Ce qu’est le cœur de Simon Limbres, ce cœur humain, depuis que sa cadence s’est accélérée à l’instant de la naissance quand d’autres cœurs au-dehors accéléraient de même, saluant l’événement, ce qu’est ce cœur, ce qui l’a fait bondir, vomir, grossir, valser léger comme une plume ou peser comme une pierre, ce qui l’a étourdi, ce qui l’a fait fondre – l’amour ; ce qu’est le cœur de Simon Limbres, ce qu’il a filtré, enregistré, archivé, boîte noire d’un corps de vingt ans, personne ne le sait au juste, seule une image en mouvement créée par ultrason pourrait en renvoyer l’écho, en faire voir la joie qui dilate et la tristesse qui resserre, seul le tracé papier d’un électrocardiogramme déroulé depuis le commencement pourrait en signer la forme, en décrire la dépense et l’effort, l’émotion qui précipite, l’énergie prodiguée pour se comprimer près de cent mille fois par jour et faire circuler chaque minute jusqu’à cinq litres de sang, oui, seule cette ligne-là pourrait en donner un récit, en profiler la vie, vie de flux et de reflux, vie de vannes et de clapets, vie de pulsations, quand le cœur de Simon Limbres, ce cœur humain, lui, échappe aux machines, nul ne saurait prétendre le connaître, et cette nuit-là, nuit sans étoiles, alors qu’il gelait à pierre fendre sur l’estuaire et le pays de Caux, alors qu’une houle sans reflets roulait le long des falaises, alors que le plateau continental reculait, dévoilant ses rayures géologiques, il faisait entendre le rythme régulier d’un organe qui se repose, d’un muscle qui lentement se recharge – un pouls probablement inférieur à cinquante battements par minute – quand l’alarme d’un portable s’est déclenchée au pied d’un lit étroit, l’écho d’un sonar inscrivant en bâtonnets luminescents sur l’écran tactile les chiffres 05:50, et quand soudain tout s’est emballé.

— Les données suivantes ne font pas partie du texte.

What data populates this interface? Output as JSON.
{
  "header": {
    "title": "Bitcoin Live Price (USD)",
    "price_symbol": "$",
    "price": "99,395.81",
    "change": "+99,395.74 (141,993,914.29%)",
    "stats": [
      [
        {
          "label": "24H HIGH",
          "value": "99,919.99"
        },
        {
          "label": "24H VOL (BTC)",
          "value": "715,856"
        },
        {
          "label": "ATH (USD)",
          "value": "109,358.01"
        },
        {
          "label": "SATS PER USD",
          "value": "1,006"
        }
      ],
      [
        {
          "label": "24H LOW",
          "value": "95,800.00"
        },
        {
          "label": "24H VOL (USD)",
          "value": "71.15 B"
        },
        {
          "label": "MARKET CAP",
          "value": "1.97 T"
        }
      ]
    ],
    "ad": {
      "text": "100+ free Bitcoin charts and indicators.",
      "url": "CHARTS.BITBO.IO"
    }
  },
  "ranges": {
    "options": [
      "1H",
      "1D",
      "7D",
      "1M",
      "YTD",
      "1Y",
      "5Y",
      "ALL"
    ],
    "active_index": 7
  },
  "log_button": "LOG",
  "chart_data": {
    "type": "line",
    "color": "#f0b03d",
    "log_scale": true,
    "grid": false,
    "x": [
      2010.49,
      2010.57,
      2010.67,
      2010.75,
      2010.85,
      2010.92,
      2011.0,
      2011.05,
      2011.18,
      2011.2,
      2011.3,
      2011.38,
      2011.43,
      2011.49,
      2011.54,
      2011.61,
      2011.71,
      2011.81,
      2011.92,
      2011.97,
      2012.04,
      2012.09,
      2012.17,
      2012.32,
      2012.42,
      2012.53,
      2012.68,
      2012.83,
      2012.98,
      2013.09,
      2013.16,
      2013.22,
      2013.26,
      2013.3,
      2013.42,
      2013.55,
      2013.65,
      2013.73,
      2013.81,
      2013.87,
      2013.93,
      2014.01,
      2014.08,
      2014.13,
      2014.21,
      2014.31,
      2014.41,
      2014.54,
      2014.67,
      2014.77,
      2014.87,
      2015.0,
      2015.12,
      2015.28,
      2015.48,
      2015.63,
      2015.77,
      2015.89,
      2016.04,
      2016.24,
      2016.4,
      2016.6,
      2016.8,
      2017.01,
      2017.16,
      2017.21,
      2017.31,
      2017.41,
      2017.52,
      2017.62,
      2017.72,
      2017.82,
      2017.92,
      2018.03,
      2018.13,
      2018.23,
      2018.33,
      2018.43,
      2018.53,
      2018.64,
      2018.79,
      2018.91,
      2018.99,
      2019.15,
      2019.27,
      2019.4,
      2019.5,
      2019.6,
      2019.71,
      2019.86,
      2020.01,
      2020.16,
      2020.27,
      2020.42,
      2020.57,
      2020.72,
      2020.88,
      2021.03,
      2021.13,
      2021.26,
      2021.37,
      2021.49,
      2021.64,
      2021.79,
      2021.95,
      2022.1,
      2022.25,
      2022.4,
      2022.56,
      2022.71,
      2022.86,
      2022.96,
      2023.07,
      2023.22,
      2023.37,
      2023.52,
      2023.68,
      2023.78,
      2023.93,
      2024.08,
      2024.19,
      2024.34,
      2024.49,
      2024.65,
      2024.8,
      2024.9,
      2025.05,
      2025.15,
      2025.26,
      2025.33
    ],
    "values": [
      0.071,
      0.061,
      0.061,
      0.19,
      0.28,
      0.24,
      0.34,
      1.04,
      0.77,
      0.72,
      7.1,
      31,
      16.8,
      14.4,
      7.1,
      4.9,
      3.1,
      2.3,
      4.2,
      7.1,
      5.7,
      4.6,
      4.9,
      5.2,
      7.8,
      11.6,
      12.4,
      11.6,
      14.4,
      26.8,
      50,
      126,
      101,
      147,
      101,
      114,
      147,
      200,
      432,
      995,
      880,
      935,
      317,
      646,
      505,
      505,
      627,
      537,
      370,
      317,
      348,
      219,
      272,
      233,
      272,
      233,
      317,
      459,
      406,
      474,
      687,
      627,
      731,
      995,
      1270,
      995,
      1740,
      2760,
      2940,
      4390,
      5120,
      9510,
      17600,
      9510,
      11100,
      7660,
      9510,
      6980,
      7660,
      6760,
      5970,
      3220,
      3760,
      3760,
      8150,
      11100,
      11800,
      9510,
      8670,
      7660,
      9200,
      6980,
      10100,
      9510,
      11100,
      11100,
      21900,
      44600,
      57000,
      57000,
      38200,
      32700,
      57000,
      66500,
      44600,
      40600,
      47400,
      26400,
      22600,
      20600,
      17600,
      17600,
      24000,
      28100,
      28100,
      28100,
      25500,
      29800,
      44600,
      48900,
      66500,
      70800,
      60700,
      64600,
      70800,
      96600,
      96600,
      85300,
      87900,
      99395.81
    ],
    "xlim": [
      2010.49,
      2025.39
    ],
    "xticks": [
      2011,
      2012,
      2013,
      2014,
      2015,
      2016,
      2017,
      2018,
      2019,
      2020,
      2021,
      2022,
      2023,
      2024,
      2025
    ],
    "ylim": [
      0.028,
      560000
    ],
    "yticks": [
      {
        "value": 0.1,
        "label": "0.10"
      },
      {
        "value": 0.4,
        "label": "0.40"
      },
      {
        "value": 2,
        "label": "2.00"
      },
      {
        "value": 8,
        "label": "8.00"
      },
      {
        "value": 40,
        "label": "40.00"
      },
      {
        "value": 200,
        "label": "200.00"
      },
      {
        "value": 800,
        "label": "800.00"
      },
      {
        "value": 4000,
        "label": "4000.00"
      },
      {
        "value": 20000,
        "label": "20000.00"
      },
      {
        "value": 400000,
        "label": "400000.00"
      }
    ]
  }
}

Cette nuit-là donc, une camionnette freine sur un parking désert, s’immobilise de travers, les portières avant claquent tandis que coulisse une ouverture latérale, trois silhouettes surgissent, trois ombres découpées sur l’obscurité et saisies par le froid – février glacial, rhinite liquide, dormir habillé –, des garçons semble-t-il, qui zippent leur blouson jusqu’au menton, déroulent leur bonnet au ras des cils, glissent sous la laine polaire le haut charnu de leurs oreilles et, soufflant dans leur mains jointes en cornet, vont s’orienter face à la mer, laquelle n’est encore que du bruit à cette heure, du bruit et du noir.

 

Des garçons, ça se voit maintenant. Ils se sont alignés derrière le muret qui sépare le parking de la plage, piétinent et respirent fort, narines douloureuses à force de tuyauter l’iode et le froid, et ils sondent cette étendue obscure où il n’est nul tempo, hormis le fracas de la vague qui explose, ce vacarme qui force dans l’écroulement final, scrutent ce qui gronde au-devant d’eux, cette clameur dingue où il n’est rien sur quoi poser le regard, rien, hormis peut-être la lisière blanchâtre, mousseuse, milliards d’atomes catapultés les uns contre les autres dans un halo phosphorescent, et assommés par l’hiver au sortir du camion, étourdis par la nuit marine, les trois garçons maintenant se ressaisissent, règlent leur vision, leur écoute, évaluent ce qui les attend, le swell, jaugent la houle à l’oreille, estiment son indice de déferlement, son coefficient de profondeur, et se souviennent que les vagues formées au large progressent toujours plus vite que les bateaux les plus rapides.